Avec “Layla and Other Assorted Love Songs“, Derek And The Dominos signent bien plus qu’un simple album culte : c’est un véritable point de bascule dans la trajectoire d’Eric Clapton.
À cette époque, le guitariste se déleste de certaines certitudes, change de peau, et amorce surtout une relation qui marquera durablement l’histoire de la guitare électrique : sa rencontre avec la Stratocaster. Un double album dense, habité, dominé par un titre appelé à devenir mythique, Layla, dont les multiples incarnations, jusqu’à la fameuse version Unplugged, n’ont fait que renforcer la légende.
La guitare
Avant Blackie, il y eut Brownie. C’est avec cette Stratocaster de 1956 que Clapton enregistre l’essentiel de “Layla and Other Assorted Love Songs“, rompant avec ses habitudes Gibson qui avaient façonné ses années Cream et Blind Faith. Une rupture décisive, tant le son et le toucher de la Strat semblent ici libérer un jeu plus nerveux, plus direct, presque à vif.

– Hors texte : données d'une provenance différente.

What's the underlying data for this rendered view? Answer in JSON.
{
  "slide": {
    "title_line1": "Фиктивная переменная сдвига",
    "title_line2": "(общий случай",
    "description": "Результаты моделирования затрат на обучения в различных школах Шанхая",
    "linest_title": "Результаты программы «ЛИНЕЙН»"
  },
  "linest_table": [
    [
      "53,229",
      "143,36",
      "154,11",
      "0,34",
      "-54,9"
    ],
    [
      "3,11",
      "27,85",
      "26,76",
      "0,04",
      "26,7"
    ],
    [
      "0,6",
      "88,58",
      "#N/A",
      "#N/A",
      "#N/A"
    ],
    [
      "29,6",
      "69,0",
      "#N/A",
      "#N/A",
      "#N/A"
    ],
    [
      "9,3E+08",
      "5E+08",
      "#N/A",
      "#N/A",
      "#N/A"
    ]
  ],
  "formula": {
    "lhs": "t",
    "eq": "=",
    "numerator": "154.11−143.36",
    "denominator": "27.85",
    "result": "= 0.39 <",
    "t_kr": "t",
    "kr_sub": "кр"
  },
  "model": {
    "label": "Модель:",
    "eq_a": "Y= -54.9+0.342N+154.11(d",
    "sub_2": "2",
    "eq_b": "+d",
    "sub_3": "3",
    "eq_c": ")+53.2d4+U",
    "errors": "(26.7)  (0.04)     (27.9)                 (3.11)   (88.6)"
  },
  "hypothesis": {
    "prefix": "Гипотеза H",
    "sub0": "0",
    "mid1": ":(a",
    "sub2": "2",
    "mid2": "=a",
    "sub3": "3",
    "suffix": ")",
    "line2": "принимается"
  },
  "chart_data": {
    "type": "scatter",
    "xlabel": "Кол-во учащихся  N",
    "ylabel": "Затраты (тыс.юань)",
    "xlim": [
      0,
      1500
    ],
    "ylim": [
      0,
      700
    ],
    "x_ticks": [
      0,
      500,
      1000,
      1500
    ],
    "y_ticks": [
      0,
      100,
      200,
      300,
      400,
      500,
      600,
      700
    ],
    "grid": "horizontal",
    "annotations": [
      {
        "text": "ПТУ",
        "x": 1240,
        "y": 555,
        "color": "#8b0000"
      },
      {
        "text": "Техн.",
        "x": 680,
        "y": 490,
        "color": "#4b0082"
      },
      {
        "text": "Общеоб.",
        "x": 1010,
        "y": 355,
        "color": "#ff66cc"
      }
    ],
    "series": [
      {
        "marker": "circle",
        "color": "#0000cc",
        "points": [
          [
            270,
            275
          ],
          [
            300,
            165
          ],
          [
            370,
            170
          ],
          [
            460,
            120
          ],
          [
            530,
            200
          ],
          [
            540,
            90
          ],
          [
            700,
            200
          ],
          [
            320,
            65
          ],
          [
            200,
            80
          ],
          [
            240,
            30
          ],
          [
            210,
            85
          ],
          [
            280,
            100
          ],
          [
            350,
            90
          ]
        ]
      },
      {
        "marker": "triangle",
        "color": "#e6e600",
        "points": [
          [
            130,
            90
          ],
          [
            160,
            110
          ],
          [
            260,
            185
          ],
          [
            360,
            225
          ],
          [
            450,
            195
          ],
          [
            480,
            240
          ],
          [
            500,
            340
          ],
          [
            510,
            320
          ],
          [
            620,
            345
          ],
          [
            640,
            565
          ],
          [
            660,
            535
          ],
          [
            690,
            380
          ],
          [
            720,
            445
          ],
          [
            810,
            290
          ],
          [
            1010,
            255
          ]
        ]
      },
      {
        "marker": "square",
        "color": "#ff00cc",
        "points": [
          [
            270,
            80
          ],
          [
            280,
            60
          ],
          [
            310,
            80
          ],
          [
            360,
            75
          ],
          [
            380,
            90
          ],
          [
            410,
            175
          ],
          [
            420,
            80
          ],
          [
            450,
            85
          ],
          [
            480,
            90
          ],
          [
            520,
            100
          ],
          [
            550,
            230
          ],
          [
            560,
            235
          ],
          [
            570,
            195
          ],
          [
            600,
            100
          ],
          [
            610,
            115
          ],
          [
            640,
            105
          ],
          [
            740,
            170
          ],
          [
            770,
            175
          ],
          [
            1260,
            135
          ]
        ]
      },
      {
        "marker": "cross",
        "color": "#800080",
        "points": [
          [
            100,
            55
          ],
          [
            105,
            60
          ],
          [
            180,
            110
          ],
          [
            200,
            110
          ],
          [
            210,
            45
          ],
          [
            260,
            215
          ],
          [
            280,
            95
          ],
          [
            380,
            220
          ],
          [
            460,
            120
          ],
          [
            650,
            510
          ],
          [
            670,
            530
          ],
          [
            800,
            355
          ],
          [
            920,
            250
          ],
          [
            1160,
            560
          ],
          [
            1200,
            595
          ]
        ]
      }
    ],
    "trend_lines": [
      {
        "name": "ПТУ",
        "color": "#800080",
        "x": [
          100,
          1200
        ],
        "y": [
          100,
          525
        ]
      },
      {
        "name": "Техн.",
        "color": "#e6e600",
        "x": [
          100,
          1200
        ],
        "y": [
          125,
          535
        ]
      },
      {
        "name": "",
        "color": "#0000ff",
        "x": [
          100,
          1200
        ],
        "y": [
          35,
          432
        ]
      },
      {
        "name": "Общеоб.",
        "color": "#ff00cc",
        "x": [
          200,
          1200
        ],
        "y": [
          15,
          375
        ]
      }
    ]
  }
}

Pour approcher le son de Layla, inutile de posséder une pièce de collection : toute Strat, originale ou non, fera parfaitement l’affaire. Le point clé réside ailleurs, et notamment dans le choix du micro. D’après les images live et les témoignages issus des sessions, Clapton aurait largement privilégié le micro central. Un choix surprenant pour certains, mais qui explique en grande partie ce grain à la fois précis, légèrement creusé et incroyablement expressif. L’occasion idéale de redécouvrir ce micro souvent sous-estimé, coincé entre le confort du manche et le mordant du chevalet.
Le son
L’autre pilier du son Layla, ce sont bien sûr les amplis Fender. Là encore, les versions divergent. On sait que Duane Allman a majoritairement enregistré avec un Fender Champ, qu’il aurait également prêté à Clapton durant les sessions. D’autres sources évoquent un Vibro-Champ Blackface, parfois couplé à un Princeton Reverb Blackface, avec une configuration radicale : volume et aigus à fond, basses au minimum.

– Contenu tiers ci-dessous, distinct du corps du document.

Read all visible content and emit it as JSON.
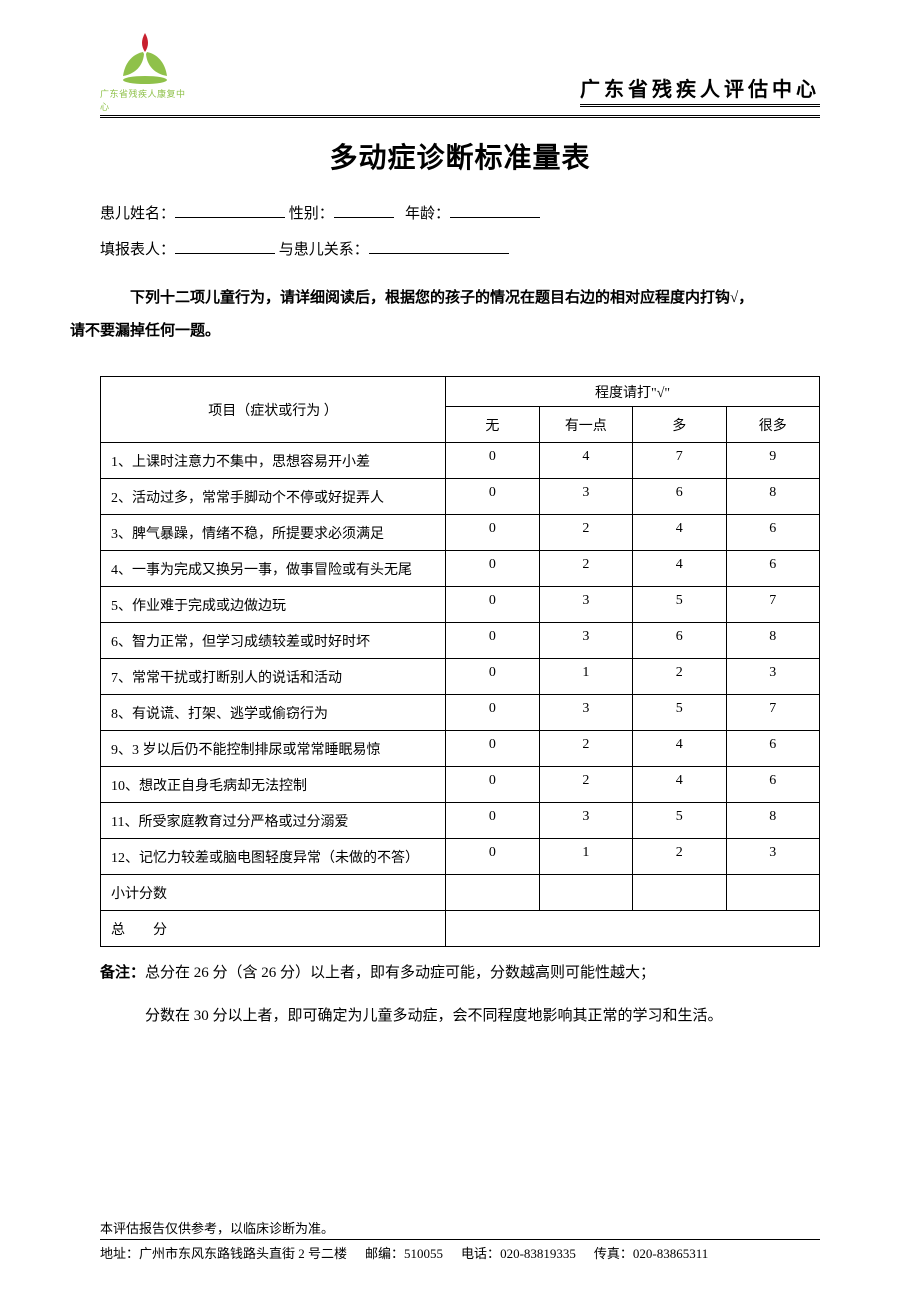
{
  "header": {
    "logo_caption": "广东省残疾人康复中心",
    "org_name": "广东省残疾人评估中心"
  },
  "title": "多动症诊断标准量表",
  "form": {
    "name_label": "患儿姓名：",
    "gender_label": "性别：",
    "age_label": "年龄：",
    "reporter_label": "填报表人：",
    "relation_label": "与患儿关系："
  },
  "instructions": {
    "text1": "下列十二项儿童行为，请详细阅读后，根据您的孩子的情况在题目右边的相对应程度内打钩√，",
    "text2": "请不要漏掉任何一题。"
  },
  "table": {
    "header_item": "项目（症状或行为 ）",
    "header_degree": "程度请打\"√\"",
    "cols": [
      "无",
      "有一点",
      "多",
      "很多"
    ],
    "rows": [
      {
        "item": "1、上课时注意力不集中，思想容易开小差",
        "scores": [
          "0",
          "4",
          "7",
          "9"
        ]
      },
      {
        "item": "2、活动过多，常常手脚动个不停或好捉弄人",
        "scores": [
          "0",
          "3",
          "6",
          "8"
        ]
      },
      {
        "item": "3、脾气暴躁，情绪不稳，所提要求必须满足",
        "scores": [
          "0",
          "2",
          "4",
          "6"
        ]
      },
      {
        "item": "4、一事为完成又换另一事，做事冒险或有头无尾",
        "scores": [
          "0",
          "2",
          "4",
          "6"
        ]
      },
      {
        "item": "5、作业难于完成或边做边玩",
        "scores": [
          "0",
          "3",
          "5",
          "7"
        ]
      },
      {
        "item": "6、智力正常，但学习成绩较差或时好时坏",
        "scores": [
          "0",
          "3",
          "6",
          "8"
        ]
      },
      {
        "item": "7、常常干扰或打断别人的说话和活动",
        "scores": [
          "0",
          "1",
          "2",
          "3"
        ]
      },
      {
        "item": "8、有说谎、打架、逃学或偷窃行为",
        "scores": [
          "0",
          "3",
          "5",
          "7"
        ]
      },
      {
        "item": "9、3 岁以后仍不能控制排尿或常常睡眠易惊",
        "scores": [
          "0",
          "2",
          "4",
          "6"
        ]
      },
      {
        "item": "10、想改正自身毛病却无法控制",
        "scores": [
          "0",
          "2",
          "4",
          "6"
        ]
      },
      {
        "item": "11、所受家庭教育过分严格或过分溺爱",
        "scores": [
          "0",
          "3",
          "5",
          "8"
        ]
      },
      {
        "item": "12、记忆力较差或脑电图轻度异常（未做的不答）",
        "scores": [
          "0",
          "1",
          "2",
          "3"
        ]
      }
    ],
    "subtotal_label": "小计分数",
    "total_label": "总分"
  },
  "notes": {
    "prefix": "备注：",
    "line1": "总分在 26 分（含 26 分）以上者，即有多动症可能，分数越高则可能性越大；",
    "line2": "分数在 30 分以上者，即可确定为儿童多动症，会不同程度地影响其正常的学习和生活。"
  },
  "footer": {
    "disclaimer": "本评估报告仅供参考，以临床诊断为准。",
    "address_label": "地址：",
    "address": "广州市东风东路钱路头直街 2 号二楼",
    "zip_label": "邮编：",
    "zip": "510055",
    "tel_label": "电话：",
    "tel": "020-83819335",
    "fax_label": "传真：",
    "fax": "020-83865311"
  }
}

Peu importe la combinaison exacte, toutes ces pistes mènent à la même vérité sonore : une Stratocaster branchée dans un ampli Fender, sans artifices inutiles. Que vous utilisiez un véritable combo vintage, un ampli moderne ou une modélisation fidèle (un ‘57 Champ est une excellente base), l’essentiel reste ailleurs. Le son de Layla se construit avant tout dans les doigts, dans l’attaque franche, le vibrato tendu et ce mélange de fougue et de retenue qui caractérise le jeu d’Eric Clapton durant cette période. Direct, organique, sans fioriture, exactement comme l’album en question.